The following morning we left the campsite just before 10am (a common time for check out amongst the sites in Australia) and continued along the A1 route. The plan for the day was to visit 90 mile beach but as it was raining we decided to continue on and stop whenever it took our fancy. We came across some beautiful swamps and lakes visible on the right hand side of the road, so decided to pull in.
This is what we found…beautiful.
Known as the Gippsland Lakes, we decided on a “short” walk to the lookout and spent a considerable amount of time here. It was beautiful and was more than I could of imagined.

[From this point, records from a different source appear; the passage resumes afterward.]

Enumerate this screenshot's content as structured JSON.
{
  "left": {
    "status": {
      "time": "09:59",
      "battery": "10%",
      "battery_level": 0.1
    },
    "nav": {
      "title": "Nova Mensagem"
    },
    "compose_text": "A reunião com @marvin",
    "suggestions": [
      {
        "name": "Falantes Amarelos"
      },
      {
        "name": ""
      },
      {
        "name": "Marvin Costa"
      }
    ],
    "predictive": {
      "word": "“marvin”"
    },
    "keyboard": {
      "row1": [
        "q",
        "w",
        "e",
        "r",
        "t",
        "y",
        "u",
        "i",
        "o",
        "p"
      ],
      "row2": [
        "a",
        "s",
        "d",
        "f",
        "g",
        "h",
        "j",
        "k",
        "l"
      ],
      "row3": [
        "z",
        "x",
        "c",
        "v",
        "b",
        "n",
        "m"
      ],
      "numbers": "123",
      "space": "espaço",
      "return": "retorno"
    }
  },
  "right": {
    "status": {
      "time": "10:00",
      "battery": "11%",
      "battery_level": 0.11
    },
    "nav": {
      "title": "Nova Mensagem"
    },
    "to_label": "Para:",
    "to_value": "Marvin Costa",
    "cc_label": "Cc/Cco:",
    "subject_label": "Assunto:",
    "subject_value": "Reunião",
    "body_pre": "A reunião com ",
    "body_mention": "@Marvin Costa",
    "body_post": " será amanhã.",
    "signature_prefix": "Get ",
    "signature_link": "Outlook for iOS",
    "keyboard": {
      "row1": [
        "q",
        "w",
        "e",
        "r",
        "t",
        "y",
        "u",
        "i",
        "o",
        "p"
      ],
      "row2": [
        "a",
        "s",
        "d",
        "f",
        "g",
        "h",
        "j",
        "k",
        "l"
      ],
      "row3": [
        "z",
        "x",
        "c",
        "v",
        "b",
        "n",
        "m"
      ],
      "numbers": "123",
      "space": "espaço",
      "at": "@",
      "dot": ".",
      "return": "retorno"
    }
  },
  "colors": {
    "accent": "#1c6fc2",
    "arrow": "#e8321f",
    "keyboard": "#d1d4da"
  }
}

Next stop: Mallacoota/Croajingolong National Park
Once we arrived at Mallacoota it was starting to get dark so we found our accommodation for the night. That night we stayed at Shady Gully Caravan Park deep within the National Park. There was not a soul about on this windy cold night, located away from artificial light, perfect for a night viewing the stars for those that may be interested. Less than 10 minutes away was the lakes and rivers of Mallacoota Inlet, stunning at night but we opted to get a better view in the morning.
Here it is:
Next Stop: Kiama
Yay, its sunny and finally warm. Off we go back to the Mallacoota centre. A photo opportunity not to be missed.
Off we go again.
We made a lunch time stop to the town of Narooma. There is a plenty of things to do in Narooma, a haven for wildlife and beautiful panoramic views. Short on time though we continued on our journey to Sydney. Losing track of time, it was dark before we had found a place for the night. We required a shower, so hunted for a caravan park. After miles of hunting and coming across a circus type camp you would expect to see in movies but luckily with no vacancy we eventually came across surf beach caravan park. Being very late at night, we set up the free wifi connection and video called our parents to fill them in on our trip so far before heading off to the land of nod. When we woke the next morning, we were astonished to find our camper-van pitch was positioned right on the edge of the park overlooking the beautiful beach. You can walk straight down the steps from the site to the main beach of Kiama or can get there within a short 3 minute drive if you prefer the lazy life.
Final stop: Sydney
Our camper van has to be dropped off today. Bye bye, Apple plum (yes, we named her). We make the final journey to our destination, not as scenic as the rest of the journey and mostly made up of motorways (NB: scenic routes can be taken and they are nicely signposted along the way). The Jucy offices in Sydney are found in the suburbs of Botany. Drop off was quick and easy, with a quick check over of the vehicle. Opposite the Jucy location there is a fuel station, where you can top up the fuel in the camper van before returning it and purchase a opal card, a necessary for travelling around Sydney. A short 30 minute bus journey took us to Sydney CBD and we located our hotel for our stay in Sydney: Travelodge Sydney.
So why go campervanning?
Believe me campervanning isn’t for everyone. But if you want a great way to see a country with convenience, freedom and fun then this way of travel cannot be beaten. Better still it is a fairly cost effective way to travel with your travel combined with accommodation, all you need to add is fuel.
Given the chance I would do it all again, but spend a minimum of 14 days exploring the areas beauty. Although manageable in 5 days, I feel there is so many places to visit that we didn’t get to see.